Compare site structure, detect changes in key elements and metrics and use URL mapping to compare staging against production sites. Crawl Comparison – Compare crawl data to see changes in issues and opportunities to track technical SEO progress.Spelling & Grammar – Spell & grammar check your website in over 25 different languages.Structured Data & Validation – Extract & validate structured data against specifications and Google search features.Visualisations – Analyse the internal linking and URL structure of the website, using the crawl and directory tree force-directed diagrams and tree graphs.XML Sitemap Analysis – Crawl an XML Sitemap independently or part of a crawl, to find missing, non-indexable and orphan pages.AMP Crawling & Validation – Crawl AMP URLs and validate them, using the official integrated AMP Validator.Store & View HTML & Rendered HTML – Essential for analysing the DOM.Rendered Screen Shots – Fetch, view and analyse the rendered pages crawled.Custom robots.txt – Download, edit and test a site’s robots.txt using the new custom robots.txt.XML Sitemap Generation – Create an XML sitemap and an image sitemap using the SEO spider.External Link Metrics – Pull external link metrics from Majestic, Ahrefs and Moz APIs into a crawl to perform content audits or profile links.PageSpeed Insights Integration – Connect to the PSI API for Lighthouse metrics, speed opportunities, diagnostics and Chrome User Experience Report (CrUX) data at scale.Google Search Console Integration – Connect to the Google Search Analytics and URL Inspection APIs and collect performance and index status data in bulk.Google Analytics Integration – Connect to the Google Analytics API and pull in user and conversion data directly during a crawl.Custom Extraction – Scrape any data from the HTML of a URL using XPath, CSS Path selectors or regex.

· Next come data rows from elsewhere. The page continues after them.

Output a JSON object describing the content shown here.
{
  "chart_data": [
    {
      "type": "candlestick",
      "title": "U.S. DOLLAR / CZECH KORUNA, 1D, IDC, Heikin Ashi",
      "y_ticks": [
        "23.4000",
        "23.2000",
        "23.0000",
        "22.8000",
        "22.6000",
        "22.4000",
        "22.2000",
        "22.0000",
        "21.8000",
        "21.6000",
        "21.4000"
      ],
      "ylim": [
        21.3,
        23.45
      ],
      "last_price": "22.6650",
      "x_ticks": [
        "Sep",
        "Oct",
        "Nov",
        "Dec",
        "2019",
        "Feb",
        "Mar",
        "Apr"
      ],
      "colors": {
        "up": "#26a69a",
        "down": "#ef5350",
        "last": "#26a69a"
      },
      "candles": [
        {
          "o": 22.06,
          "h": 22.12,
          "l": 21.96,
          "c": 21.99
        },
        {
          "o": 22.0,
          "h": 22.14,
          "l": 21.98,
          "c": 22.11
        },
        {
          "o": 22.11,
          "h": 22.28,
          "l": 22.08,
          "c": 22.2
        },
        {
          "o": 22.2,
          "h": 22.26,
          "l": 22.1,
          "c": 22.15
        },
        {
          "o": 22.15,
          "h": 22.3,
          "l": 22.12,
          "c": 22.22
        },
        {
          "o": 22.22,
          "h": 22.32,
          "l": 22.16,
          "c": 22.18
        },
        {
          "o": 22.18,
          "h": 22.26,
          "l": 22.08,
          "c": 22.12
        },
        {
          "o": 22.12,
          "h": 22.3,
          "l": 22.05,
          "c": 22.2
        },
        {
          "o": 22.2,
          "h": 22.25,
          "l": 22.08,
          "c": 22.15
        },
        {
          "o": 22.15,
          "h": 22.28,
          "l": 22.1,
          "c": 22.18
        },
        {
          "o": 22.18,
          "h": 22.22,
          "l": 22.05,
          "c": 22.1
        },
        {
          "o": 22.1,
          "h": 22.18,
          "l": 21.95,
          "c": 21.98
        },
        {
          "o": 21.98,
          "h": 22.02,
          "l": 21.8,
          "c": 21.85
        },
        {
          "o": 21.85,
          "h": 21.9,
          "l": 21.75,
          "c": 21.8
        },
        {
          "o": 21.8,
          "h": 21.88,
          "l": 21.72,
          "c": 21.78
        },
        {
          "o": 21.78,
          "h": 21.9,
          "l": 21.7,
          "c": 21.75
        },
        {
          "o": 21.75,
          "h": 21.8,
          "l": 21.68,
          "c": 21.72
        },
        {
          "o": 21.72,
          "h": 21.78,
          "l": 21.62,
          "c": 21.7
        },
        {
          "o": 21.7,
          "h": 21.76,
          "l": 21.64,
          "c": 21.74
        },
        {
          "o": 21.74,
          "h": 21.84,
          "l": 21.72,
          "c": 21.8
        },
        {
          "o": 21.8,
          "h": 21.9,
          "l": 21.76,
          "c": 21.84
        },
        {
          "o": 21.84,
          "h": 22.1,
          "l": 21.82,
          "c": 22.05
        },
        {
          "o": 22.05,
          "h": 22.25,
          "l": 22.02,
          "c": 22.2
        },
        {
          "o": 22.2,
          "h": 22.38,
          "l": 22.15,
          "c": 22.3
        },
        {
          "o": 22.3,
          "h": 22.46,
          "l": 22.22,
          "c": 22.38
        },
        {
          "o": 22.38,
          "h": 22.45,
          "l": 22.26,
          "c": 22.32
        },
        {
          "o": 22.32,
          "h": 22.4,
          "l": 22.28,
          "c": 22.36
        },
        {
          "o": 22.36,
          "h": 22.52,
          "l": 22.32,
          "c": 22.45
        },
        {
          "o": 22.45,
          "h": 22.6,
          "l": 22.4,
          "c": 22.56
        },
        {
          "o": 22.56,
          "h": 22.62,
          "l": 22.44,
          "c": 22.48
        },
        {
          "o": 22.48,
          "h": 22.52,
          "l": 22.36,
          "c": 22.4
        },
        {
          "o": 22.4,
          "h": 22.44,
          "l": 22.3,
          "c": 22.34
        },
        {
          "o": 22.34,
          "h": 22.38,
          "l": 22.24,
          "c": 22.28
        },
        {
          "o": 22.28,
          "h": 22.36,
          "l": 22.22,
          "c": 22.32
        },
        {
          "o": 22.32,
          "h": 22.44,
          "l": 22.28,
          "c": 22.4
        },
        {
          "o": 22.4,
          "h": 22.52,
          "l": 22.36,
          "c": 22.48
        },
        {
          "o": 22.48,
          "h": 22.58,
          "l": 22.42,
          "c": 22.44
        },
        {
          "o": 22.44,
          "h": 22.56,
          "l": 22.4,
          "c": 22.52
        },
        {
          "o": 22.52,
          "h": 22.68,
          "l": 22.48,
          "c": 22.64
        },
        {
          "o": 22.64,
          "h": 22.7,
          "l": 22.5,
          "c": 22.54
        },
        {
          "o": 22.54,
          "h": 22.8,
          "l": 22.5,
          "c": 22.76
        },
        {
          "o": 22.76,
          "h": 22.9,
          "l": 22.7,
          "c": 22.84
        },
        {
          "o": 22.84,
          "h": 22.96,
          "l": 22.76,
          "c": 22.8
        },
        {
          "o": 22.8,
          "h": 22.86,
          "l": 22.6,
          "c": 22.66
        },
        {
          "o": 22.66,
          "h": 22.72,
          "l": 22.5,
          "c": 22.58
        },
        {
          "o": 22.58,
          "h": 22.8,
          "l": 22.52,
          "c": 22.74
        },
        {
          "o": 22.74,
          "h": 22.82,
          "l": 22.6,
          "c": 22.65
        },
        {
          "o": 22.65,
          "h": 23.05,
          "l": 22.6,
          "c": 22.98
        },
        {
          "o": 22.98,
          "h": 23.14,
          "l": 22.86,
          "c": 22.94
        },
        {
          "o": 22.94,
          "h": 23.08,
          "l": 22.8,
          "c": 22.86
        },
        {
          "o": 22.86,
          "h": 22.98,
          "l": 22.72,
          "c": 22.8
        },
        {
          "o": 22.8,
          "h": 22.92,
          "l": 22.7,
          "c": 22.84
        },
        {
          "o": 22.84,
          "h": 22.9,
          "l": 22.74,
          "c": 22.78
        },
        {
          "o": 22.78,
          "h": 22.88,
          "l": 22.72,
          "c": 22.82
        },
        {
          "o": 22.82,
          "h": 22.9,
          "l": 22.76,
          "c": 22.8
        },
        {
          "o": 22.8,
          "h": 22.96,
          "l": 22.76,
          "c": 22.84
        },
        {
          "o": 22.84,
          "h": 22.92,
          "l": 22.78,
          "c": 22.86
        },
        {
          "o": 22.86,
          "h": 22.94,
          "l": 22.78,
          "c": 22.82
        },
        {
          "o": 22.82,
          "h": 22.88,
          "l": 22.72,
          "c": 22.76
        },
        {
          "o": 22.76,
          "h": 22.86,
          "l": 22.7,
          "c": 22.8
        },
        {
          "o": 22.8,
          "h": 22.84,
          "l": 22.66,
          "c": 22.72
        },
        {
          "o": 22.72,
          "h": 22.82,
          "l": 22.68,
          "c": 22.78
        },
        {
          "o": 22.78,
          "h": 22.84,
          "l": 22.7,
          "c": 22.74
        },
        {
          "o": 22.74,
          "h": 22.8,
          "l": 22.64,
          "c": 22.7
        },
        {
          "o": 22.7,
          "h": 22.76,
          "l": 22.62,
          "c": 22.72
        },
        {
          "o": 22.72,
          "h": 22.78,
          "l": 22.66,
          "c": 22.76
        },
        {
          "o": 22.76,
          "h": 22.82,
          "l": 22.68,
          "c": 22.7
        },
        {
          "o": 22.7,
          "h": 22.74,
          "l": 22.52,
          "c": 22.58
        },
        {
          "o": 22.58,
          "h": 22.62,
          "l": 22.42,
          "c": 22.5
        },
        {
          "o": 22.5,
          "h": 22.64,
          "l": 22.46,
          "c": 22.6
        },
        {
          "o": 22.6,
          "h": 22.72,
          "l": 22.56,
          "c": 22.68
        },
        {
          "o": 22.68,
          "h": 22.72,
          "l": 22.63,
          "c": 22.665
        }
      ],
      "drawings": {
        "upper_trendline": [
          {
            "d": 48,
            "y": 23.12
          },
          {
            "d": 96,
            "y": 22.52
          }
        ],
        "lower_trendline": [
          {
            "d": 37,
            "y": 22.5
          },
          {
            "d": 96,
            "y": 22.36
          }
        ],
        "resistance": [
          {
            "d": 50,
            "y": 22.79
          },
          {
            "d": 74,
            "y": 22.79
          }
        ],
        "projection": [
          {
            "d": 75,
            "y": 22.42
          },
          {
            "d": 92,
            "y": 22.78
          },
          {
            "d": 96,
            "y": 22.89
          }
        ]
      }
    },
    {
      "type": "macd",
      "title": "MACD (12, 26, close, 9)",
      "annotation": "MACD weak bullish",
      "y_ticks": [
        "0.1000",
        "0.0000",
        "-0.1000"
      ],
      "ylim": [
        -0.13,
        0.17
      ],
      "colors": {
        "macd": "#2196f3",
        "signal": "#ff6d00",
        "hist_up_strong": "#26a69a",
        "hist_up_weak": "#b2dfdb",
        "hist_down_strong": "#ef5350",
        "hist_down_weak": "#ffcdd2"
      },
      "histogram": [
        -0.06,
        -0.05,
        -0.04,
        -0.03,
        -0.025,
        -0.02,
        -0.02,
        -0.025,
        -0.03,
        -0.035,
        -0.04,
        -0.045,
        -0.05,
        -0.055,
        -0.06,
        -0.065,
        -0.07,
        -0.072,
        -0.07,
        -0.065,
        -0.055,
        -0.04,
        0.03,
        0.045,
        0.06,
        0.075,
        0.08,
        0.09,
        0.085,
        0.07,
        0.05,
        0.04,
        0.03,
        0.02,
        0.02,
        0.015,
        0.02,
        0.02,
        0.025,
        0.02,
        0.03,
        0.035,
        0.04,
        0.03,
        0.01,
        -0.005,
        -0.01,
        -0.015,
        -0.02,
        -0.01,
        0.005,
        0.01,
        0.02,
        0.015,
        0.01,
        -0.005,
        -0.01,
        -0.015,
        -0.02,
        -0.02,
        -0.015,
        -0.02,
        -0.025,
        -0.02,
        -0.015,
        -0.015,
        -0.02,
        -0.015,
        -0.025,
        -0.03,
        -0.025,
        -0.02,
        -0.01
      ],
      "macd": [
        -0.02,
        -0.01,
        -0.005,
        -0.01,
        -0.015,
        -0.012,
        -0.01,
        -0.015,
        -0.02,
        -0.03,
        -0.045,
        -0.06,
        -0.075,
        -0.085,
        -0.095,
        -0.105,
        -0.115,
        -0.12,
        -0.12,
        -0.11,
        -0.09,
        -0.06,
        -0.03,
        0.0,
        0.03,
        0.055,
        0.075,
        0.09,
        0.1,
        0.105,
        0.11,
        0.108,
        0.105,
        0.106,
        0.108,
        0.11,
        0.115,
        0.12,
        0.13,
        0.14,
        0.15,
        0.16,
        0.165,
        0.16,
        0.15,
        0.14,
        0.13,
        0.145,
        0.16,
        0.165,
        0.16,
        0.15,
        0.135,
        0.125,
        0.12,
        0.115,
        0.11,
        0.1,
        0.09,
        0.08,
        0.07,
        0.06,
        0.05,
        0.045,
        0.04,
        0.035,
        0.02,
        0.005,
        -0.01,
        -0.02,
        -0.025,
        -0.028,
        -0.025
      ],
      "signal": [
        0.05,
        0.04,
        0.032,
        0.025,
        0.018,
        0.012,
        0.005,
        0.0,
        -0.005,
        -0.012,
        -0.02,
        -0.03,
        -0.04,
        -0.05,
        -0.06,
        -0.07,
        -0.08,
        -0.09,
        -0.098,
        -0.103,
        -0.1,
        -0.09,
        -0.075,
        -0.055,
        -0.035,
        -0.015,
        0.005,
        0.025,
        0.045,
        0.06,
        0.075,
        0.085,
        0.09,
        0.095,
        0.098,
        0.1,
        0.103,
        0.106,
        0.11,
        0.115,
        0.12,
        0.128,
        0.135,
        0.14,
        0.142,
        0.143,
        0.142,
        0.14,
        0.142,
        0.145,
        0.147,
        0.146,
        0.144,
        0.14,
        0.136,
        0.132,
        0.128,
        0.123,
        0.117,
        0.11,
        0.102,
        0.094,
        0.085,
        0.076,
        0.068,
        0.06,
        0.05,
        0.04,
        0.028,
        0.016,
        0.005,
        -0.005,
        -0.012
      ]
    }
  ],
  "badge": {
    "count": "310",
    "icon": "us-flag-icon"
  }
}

#Screaming frog seo spider linux code

H2 – Missing, duplicate, long, short or multiple headings.H1 – Missing, duplicate, long, short or multiple headings.Word Count – Analyse the number of words on every page.Crawl Depth – View how deep a URL is within a website’s architecture.Last-Modified Header – View the last modified date in the HTTP header.Response Time – View how long pages take to respond to requests.

Meta Keywords – Mainly for reference or regional search engines, as they are not used by Google, Bing or Yahoo.Meta Description – Missing, duplicate, long, short or multiple descriptions.Page Titles – Missing, duplicate, long, short or multiple title elements.Duplicate Pages – Discover exact and near duplicate pages using advanced algorithmic checks.URL Issues – Non ASCII characters, underscores, uppercase characters, parameters, or long URLs.Security – Discover insecure pages, mixed content, insecure forms, missing security headers and more.External Links – View all external links, their status codes and source pages.Blocked Resources – View & audit blocked resources in rendering mode.Blocked URLs – View & audit URLs disallowed by the robots.txt protocol.Redirects – Permanent, temporary, JavaScript redirects & meta refreshes.Errors – Client errors such as broken links & server errors (No responses, 4XX client & 5XX server errors).